French: "the right of the lord". Mythical point of medieval law, wherein a newlywed couple would pay a tax or fee to their landlord, that they might immediately consummate the marriage, rather than letting the lord have "first night" (knight?) priveleges with the bride.

Mythical? Hmm...perhaps not:
"Art. 38. Item, in the village of Aas, there are 9 houses with their appurtenances belonging to the said lordship (of Louvie) and affieffed to the same. These houses, their inhabitants and their owners are and were serfs, of such servitude that they cannot and may not quit the said houses, but are bound and constrained to live and dwell there to do their service and pay their dues. ... The inhabitants of these houses are called and named, in an ancient term of the vulgar tongue, "the Bragaris of Louvie."
Art. 39. Item, when the inhabitants of these houses marry, before they know their wives they are bound to present them the first night to the lord of Louvie, to do with them according to his pleasure, or else to pay him a certain tribute.
Art. 40. Item, they are bound to pay him a certain sum of money for each child that is born to them; and, if the firstborn be a male, he is free provided that it can be proved that he was begotten in the work of the said lord of Louvie in the said first night of his pleasures aforesaid."
- from a customal from Berne, dated 1538.

Also:

"I have a right to take from my men and others, when they marry on my lands, 10 sols tournois and a joint of pork of the whole length from the chine to the ear, and the tail frankly comprised in the said joint, with a gallon of whatsoever drink is drunk at the wedding; and I may and ought, if it please me, go and lie with the bride, in case her hisband or some person on his account fail to pay to me or at my command one of the things above rehearsed."
- from a customal in Bourdet, Normandy, written in 1419.

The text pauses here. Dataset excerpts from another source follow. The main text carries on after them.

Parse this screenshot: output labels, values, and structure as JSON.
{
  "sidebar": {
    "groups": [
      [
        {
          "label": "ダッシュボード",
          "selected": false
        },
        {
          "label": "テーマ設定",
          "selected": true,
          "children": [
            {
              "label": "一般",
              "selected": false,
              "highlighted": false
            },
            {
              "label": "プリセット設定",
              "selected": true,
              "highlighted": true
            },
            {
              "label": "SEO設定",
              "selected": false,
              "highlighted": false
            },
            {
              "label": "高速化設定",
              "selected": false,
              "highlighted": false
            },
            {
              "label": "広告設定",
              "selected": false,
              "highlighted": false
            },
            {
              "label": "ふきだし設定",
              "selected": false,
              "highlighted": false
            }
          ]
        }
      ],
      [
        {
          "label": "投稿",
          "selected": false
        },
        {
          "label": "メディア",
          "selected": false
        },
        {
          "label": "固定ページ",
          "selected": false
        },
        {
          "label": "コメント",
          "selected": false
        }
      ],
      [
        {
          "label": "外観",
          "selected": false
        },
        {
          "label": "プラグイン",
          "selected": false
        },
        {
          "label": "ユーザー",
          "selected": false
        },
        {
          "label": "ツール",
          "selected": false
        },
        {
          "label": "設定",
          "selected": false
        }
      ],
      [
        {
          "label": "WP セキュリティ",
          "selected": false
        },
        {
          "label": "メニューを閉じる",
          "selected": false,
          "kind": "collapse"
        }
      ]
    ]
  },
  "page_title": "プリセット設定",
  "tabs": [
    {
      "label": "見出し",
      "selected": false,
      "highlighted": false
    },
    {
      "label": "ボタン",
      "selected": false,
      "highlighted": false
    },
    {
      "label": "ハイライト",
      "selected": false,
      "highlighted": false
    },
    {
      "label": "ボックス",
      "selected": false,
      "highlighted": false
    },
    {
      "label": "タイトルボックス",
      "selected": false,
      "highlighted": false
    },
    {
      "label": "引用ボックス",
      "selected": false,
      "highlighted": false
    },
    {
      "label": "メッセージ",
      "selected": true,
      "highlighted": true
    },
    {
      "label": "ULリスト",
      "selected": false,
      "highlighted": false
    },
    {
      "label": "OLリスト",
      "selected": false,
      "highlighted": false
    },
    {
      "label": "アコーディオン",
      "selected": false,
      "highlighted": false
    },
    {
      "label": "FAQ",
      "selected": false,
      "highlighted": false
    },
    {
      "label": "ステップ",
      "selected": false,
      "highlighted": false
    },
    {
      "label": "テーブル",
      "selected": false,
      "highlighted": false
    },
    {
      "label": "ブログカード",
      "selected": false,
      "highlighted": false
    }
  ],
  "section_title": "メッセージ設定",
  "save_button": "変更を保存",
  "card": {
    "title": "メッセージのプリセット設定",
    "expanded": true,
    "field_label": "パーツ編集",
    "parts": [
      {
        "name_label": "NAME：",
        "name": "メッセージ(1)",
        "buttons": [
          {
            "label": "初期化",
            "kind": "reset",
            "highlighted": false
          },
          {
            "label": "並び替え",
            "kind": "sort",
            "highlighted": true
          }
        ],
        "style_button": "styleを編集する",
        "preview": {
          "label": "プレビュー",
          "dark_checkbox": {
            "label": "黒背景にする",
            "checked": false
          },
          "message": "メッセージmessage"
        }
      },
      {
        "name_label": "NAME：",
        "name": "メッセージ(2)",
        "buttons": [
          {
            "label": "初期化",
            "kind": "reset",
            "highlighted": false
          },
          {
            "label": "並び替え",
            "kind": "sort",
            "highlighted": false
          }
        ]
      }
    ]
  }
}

In addition to the sources quoted above, Pope Ferdinand V was not very pleased with the situation in Catalonia and had letters sent to the offending lords, ordering them to cease and desist from further harassment of the inhabitants of their lands.

However, the term 'droit de seigneur' itself is a product of the late Renaissance, blown out of proportion to emphasize the difference between the uncivilized middle ages and the refined age of Renaissance. Originally, the custom usually was referred to as jus primae noctis.